I accidently shit my pants. So I tried to throw my underwear in their lake, but they floated. So in the middle of the night, I got into the paddle boat and had to throw a rock on top of them so they would sink. Next time, I just won't shit myself.
no. you can't hotbox the world.
There is a semi-attractive guy at the door who's looking for you. Says he met you on Chatroulette. Start explaining NOW.
everyone contributed. i held her hair back, he rubbed my vag... it was a team effort.
I puked in the coffee maker. I wouldn't make coffee tomorrow morning if I were you
This morning two of his housemate threw confetti over me, started singing and handed me a make shift trophy out of cereal boxes and beer cans that said 'Harry's Virginity' on it. Fucking brilliant!
Ive consumed more rum studying for law school finals than I did that time I fucked that fat chick in the back of VW Beetle. It's all ugly, but for different reasons.
his basement wasnt heated so when i asked for a hoodie someone gave me a kimono.. i passed bc who the fuck knows where that shit has been recently
I can't believe I ever hated her sister or friends. They got her some sexy sexy ass lingerie for the honeymoon. I think I love them bitches
Come get your sister, she's waving a shoe about and threatened to "teabag the Shit" out of the doorman because she can't check the shoe in.

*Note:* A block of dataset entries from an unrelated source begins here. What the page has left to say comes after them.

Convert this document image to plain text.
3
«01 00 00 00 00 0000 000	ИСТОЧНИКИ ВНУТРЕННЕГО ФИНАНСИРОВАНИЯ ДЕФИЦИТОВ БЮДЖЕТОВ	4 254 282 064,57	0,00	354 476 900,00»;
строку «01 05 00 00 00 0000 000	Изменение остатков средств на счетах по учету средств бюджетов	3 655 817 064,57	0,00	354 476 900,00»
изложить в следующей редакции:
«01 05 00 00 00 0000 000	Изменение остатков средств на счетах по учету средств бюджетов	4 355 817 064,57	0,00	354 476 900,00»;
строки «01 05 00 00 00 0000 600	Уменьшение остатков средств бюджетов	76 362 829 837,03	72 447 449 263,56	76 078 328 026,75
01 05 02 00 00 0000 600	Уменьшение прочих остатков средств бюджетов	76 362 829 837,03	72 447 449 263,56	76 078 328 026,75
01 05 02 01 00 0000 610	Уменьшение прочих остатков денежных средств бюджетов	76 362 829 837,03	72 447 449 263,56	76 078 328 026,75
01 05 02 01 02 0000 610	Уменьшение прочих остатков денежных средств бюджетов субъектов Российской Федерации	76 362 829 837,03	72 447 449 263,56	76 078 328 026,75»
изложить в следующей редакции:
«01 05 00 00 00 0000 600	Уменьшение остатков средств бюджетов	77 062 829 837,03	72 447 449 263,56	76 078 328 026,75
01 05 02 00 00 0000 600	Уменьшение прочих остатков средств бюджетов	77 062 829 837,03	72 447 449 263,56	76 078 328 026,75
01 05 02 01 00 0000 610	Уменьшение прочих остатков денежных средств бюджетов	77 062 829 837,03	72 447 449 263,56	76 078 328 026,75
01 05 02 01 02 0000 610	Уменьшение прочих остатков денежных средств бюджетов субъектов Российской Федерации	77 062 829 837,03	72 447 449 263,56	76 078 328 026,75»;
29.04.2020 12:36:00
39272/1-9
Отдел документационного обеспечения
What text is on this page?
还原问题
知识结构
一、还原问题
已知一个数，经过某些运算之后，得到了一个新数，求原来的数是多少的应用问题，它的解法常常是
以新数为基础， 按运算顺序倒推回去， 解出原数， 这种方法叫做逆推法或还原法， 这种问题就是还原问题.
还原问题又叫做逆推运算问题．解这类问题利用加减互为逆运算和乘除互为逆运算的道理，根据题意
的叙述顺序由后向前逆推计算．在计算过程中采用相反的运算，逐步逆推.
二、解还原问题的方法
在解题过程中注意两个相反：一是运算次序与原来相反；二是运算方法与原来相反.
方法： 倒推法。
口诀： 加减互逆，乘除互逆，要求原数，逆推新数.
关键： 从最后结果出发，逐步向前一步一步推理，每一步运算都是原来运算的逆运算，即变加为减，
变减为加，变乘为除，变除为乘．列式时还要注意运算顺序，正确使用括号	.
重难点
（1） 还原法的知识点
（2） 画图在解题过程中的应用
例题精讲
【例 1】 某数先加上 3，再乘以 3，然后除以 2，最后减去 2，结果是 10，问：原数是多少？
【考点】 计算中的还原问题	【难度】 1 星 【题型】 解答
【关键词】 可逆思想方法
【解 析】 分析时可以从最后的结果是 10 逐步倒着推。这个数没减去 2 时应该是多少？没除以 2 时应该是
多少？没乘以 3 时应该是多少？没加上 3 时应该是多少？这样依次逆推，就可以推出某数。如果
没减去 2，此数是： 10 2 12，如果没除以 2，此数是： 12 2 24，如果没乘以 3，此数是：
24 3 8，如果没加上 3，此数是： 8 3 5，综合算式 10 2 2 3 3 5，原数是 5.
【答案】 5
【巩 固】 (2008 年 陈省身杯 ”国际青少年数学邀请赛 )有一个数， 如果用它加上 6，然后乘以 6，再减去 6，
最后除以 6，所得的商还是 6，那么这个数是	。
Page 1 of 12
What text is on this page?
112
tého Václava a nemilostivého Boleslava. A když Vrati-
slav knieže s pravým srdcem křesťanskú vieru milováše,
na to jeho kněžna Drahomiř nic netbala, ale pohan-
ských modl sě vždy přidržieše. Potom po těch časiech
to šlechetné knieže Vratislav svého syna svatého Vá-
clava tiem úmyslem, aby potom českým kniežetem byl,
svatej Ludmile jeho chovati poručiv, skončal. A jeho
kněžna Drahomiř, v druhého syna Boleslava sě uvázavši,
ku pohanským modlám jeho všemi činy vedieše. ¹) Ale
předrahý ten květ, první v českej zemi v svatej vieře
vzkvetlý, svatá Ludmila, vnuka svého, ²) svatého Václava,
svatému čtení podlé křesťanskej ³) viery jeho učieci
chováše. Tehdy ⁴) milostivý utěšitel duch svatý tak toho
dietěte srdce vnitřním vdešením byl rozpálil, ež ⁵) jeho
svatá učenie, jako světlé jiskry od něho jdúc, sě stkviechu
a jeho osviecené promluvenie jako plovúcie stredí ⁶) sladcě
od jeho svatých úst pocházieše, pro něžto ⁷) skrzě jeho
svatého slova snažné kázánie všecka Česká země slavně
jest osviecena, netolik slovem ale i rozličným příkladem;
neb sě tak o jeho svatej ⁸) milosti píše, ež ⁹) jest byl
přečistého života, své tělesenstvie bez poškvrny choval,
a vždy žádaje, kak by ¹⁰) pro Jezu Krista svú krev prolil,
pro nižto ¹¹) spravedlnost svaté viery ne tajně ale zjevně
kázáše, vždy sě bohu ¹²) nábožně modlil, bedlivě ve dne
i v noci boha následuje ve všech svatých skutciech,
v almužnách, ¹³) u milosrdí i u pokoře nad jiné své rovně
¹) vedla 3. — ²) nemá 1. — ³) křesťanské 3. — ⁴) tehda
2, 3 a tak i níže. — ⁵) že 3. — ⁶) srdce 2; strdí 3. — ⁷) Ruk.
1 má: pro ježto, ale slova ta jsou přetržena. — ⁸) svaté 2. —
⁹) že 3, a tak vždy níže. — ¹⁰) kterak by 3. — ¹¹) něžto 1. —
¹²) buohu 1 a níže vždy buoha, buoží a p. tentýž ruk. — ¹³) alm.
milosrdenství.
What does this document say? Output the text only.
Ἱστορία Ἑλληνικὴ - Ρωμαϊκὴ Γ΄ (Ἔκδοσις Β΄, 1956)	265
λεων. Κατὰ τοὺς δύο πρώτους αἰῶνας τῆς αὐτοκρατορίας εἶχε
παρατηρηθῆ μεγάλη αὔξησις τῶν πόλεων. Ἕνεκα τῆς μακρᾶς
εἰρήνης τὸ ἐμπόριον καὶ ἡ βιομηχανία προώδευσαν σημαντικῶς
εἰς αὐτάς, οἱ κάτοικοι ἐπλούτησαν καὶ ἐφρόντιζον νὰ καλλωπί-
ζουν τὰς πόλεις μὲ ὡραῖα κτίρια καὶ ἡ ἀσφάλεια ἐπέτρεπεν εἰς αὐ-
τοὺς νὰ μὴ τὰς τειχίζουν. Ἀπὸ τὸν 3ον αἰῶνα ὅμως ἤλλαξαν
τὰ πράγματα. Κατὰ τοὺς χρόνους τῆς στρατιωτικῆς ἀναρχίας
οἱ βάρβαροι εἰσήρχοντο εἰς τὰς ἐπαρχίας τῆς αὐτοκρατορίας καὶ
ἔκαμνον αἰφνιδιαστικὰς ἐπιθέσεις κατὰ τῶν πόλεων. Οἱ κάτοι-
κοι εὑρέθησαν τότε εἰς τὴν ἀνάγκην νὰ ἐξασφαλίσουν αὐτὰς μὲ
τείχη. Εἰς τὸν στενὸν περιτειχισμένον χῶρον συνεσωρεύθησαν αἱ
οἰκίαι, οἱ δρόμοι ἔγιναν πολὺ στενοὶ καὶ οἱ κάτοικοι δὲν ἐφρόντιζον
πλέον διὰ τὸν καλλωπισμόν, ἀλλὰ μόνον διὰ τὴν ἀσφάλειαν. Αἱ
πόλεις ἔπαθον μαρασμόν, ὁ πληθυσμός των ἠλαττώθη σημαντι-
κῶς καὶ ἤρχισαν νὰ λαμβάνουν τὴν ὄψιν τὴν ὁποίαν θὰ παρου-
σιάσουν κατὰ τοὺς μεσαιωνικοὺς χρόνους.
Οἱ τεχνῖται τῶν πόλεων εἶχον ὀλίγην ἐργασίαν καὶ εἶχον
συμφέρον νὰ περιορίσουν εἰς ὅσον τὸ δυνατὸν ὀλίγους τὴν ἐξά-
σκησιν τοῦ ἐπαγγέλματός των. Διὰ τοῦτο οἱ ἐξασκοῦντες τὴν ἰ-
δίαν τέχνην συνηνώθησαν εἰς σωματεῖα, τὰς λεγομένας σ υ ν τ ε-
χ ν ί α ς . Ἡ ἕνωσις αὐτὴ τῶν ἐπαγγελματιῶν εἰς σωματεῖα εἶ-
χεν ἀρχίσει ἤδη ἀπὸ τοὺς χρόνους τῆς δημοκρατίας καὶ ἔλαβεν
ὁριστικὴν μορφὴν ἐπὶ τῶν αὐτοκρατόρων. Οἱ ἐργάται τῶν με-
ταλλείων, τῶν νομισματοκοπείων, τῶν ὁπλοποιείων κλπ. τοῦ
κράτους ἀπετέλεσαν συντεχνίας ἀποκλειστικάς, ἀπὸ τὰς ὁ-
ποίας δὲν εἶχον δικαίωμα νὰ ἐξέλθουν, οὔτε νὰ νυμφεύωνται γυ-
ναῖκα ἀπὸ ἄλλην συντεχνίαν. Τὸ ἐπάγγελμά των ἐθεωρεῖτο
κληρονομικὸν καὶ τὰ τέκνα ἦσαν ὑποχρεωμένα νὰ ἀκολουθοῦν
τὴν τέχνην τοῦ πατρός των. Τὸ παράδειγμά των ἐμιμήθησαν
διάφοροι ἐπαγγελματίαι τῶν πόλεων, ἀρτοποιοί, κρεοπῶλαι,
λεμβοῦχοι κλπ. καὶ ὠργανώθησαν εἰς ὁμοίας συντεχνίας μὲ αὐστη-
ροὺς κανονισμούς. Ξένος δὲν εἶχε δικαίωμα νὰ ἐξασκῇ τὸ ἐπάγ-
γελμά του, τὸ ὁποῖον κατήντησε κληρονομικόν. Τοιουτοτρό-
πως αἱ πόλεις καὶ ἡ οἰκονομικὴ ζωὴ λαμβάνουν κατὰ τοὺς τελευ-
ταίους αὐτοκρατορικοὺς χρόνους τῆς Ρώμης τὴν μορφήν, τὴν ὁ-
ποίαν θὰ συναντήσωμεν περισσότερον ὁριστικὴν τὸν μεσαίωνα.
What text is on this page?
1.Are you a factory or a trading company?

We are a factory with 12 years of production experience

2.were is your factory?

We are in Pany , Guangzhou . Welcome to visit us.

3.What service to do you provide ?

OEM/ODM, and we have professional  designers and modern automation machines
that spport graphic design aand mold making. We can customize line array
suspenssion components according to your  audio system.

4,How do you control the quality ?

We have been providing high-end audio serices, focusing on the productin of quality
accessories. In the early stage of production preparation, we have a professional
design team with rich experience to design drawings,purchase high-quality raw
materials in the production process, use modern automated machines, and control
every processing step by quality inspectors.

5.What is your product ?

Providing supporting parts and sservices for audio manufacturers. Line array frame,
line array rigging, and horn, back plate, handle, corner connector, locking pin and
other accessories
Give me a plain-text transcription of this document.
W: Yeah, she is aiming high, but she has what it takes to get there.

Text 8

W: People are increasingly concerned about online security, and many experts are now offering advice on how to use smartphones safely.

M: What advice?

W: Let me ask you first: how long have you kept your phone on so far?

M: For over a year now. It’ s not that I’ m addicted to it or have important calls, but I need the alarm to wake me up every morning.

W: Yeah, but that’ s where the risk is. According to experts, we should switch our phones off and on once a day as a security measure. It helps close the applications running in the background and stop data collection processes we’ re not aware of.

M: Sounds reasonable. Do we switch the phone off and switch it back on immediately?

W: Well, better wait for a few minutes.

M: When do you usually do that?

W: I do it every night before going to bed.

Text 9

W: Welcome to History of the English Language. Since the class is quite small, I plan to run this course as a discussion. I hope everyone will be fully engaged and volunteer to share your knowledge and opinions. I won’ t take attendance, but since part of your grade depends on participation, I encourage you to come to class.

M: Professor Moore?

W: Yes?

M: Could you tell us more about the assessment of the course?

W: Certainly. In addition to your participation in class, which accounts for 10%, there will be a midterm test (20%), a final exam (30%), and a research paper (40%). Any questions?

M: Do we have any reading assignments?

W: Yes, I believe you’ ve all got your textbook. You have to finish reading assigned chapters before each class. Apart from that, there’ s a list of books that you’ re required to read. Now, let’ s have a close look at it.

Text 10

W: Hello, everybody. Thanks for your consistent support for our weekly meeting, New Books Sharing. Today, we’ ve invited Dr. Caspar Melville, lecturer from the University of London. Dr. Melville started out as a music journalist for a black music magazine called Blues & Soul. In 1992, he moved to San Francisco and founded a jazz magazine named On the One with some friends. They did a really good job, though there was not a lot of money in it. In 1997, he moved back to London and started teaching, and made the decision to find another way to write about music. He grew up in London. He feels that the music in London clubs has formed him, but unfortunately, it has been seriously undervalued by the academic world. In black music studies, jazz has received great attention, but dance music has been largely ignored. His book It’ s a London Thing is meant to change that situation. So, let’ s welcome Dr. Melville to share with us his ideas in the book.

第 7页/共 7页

Had sex in a cemetery last night during a thunderstorm. I feel like my goth points have skyrocketed
I just had a sex dream about orange juice, so there's that.
I just can't have sex in the car again. it's just too much
I was just drinking but now I'm drinking and chasing with red bull. I call this "getting ready for work"
He tried to throw up into a beer bottle. It was a complete disaster. Vomit went everywhere. It put the Bellagio's fountain to shame.